Move to calm markets
November 12, 2010EU members Britain, France, Germany, Italy and Spain published a joint statement on Friday declaring that bond market nerves over Ireland were misplaced.
The move, which was welcomed by the Irish government, came after the cost of borrowing for Dublin hit record highs on Thursday.
It was aimed at reassuring markets that current arrangements with Ireland would not be affected by future bailout proposals. These could, from 2013, make private investors share the costs of any national bailout.
"Any new mechanism would only come into effect after mid-2013 with no impact whatsoever on the current arrangements," the finance ministers of all five countries said in the declaration, issued from the G20 summit meeting of leading and emerging economies in Seoul.
Ten-year bonds on Irish government debt hit almost nine percent on Thursday, the highest in the history of the euro.

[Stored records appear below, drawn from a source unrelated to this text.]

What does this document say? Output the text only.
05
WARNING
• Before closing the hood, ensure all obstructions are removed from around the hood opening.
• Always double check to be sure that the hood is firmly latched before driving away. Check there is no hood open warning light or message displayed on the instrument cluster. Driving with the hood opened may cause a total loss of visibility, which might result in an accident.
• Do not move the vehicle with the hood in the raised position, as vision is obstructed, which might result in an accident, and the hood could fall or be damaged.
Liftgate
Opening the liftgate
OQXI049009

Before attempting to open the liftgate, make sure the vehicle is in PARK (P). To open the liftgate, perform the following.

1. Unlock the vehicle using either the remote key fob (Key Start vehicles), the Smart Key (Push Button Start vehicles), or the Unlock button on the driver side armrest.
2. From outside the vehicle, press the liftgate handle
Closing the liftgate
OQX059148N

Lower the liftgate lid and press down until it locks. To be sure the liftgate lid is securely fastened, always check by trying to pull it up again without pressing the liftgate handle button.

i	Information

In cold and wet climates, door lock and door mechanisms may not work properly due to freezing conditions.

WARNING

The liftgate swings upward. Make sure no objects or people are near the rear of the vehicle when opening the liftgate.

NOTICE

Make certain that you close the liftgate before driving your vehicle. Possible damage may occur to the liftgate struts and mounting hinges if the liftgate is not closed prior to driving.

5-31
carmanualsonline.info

Following the statement, the figure fell to below eight percent.
"I welcome the solidarity shown by our EU partners," Irish Finance Minister Brian Lenihan said after the declaration while his German counterpart Wolfgang Schaeuble said that investors had been guilty of a "total misunderstanding."
Merkel comments 'not helpful'
Meanwhile, Irish Prime Minister Brian Cowen claimed that markets had misinterpreted comments by Chancellor Angela Merkel, fuelling the upward surge in bond rates.

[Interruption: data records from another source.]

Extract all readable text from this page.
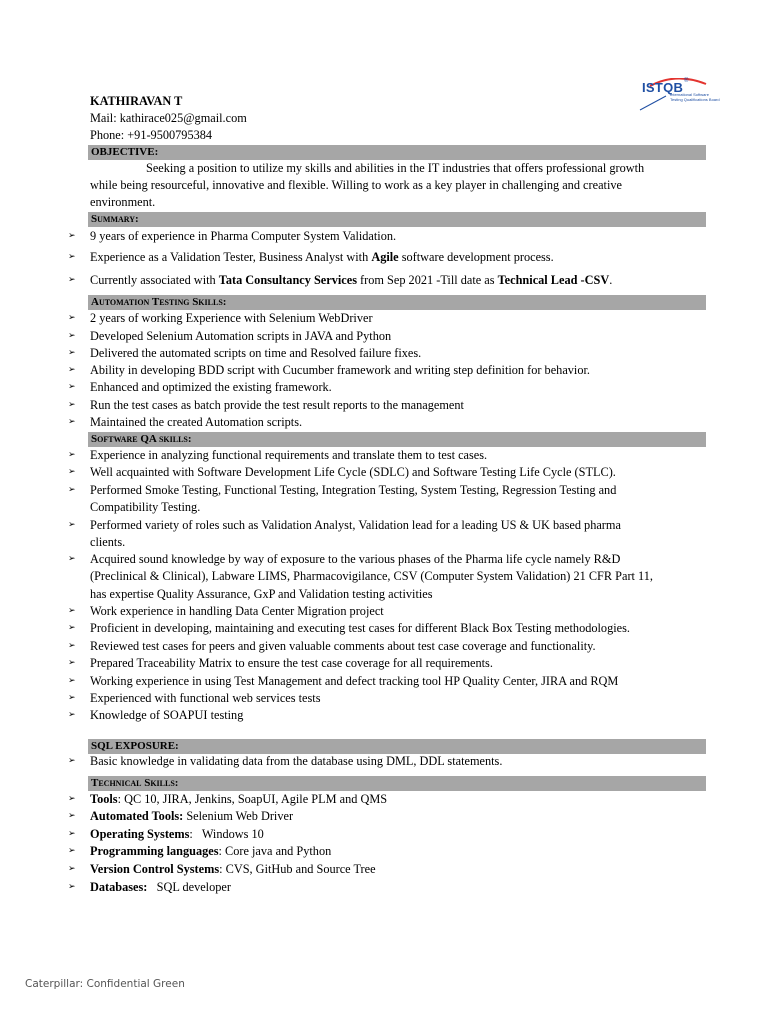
ISTQB ®
International Software Testing Qualifications Board
KATHIRAVAN T
Mail: kathirace025@gmail.com
Phone: +91-9500795384
OBJECTIVE:
Seeking a position to utilize my skills and abilities in the IT industries that offers professional growth
while being resourceful, innovative and flexible. Willing to work as a key player in challenging and creative
environment.
Summary:
➢	9 years of experience in Pharma Computer System Validation.
➢	Experience as a Validation Tester, Business Analyst with Agile software development process.
➢	Currently associated with Tata Consultancy Services from Sep 2021 -Till date as Technical Lead -CSV.
Automation Testing Skills:
➢	2 years of working Experience with Selenium WebDriver
➢	Developed Selenium Automation scripts in JAVA and Python
➢	Delivered the automated scripts on time and Resolved failure fixes.
➢	Ability in developing BDD script with Cucumber framework and writing step definition for behavior.
➢	Enhanced and optimized the existing framework.
➢	Run the test cases as batch provide the test result reports to the management
➢	Maintained the created Automation scripts.
Software QA skills:
➢	Experience in analyzing functional requirements and translate them to test cases.
➢	Well acquainted with Software Development Life Cycle (SDLC) and Software Testing Life Cycle (STLC).
➢	Performed Smoke Testing, Functional Testing, Integration Testing, System Testing, Regression Testing and
Compatibility Testing.
➢	Performed variety of roles such as Validation Analyst, Validation lead for a leading US & UK based pharma
clients.
➢	Acquired sound knowledge by way of exposure to the various phases of the Pharma life cycle namely R&D
(Preclinical & Clinical), Labware LIMS, Pharmacovigilance, CSV (Computer System Validation) 21 CFR Part 11,
has expertise Quality Assurance, GxP and Validation testing activities
➢	Work experience in handling Data Center Migration project
➢	Proficient in developing, maintaining and executing test cases for different Black Box Testing methodologies.
➢	Reviewed test cases for peers and given valuable comments about test case coverage and functionality.
➢	Prepared Traceability Matrix to ensure the test case coverage for all requirements.
➢	Working experience in using Test Management and defect tracking tool HP Quality Center, JIRA and RQM
➢	Experienced with functional web services tests
➢	Knowledge of SOAPUI testing
SQL EXPOSURE:
➢	Basic knowledge in validating data from the database using DML, DDL statements.
Technical Skills:
➢	Tools: QC 10, JIRA, Jenkins, SoapUI, Agile PLM and QMS
➢	Automated Tools: Selenium Web Driver
➢	Operating Systems:   Windows 10
➢	Programming languages: Core java and Python
➢	Version Control Systems: CVS, GitHub and Source Tree
➢	Databases:   SQL developer
Caterpillar: Confidential Green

Merkel suggested that not all national debt might be covered by Europe's taxpayers in the case of future bailouts by the EU. Merkel highlighted a "contradiction between the interests of the financial world and those of the political world" when speaking in Seoul on Thursday.
"It hasn't been helpful," Cowen told the Irish Independent newspaper on Friday. "What has been said there has had, I think, an unforeseen consequence. The consequence that the market has taken from it is to question the commitment to the repayment of debt."
Ireland is set to unveil a four-year austerity program later this month, involving a 15-billion-euro budget adjustment to reduce the public deficit, which has soared to 32 percent of gross domestic product.
The country's economic problems have been caused by a collapse in the property market and the multi-billion-euro bailout of the failed Anglo Irish Bank.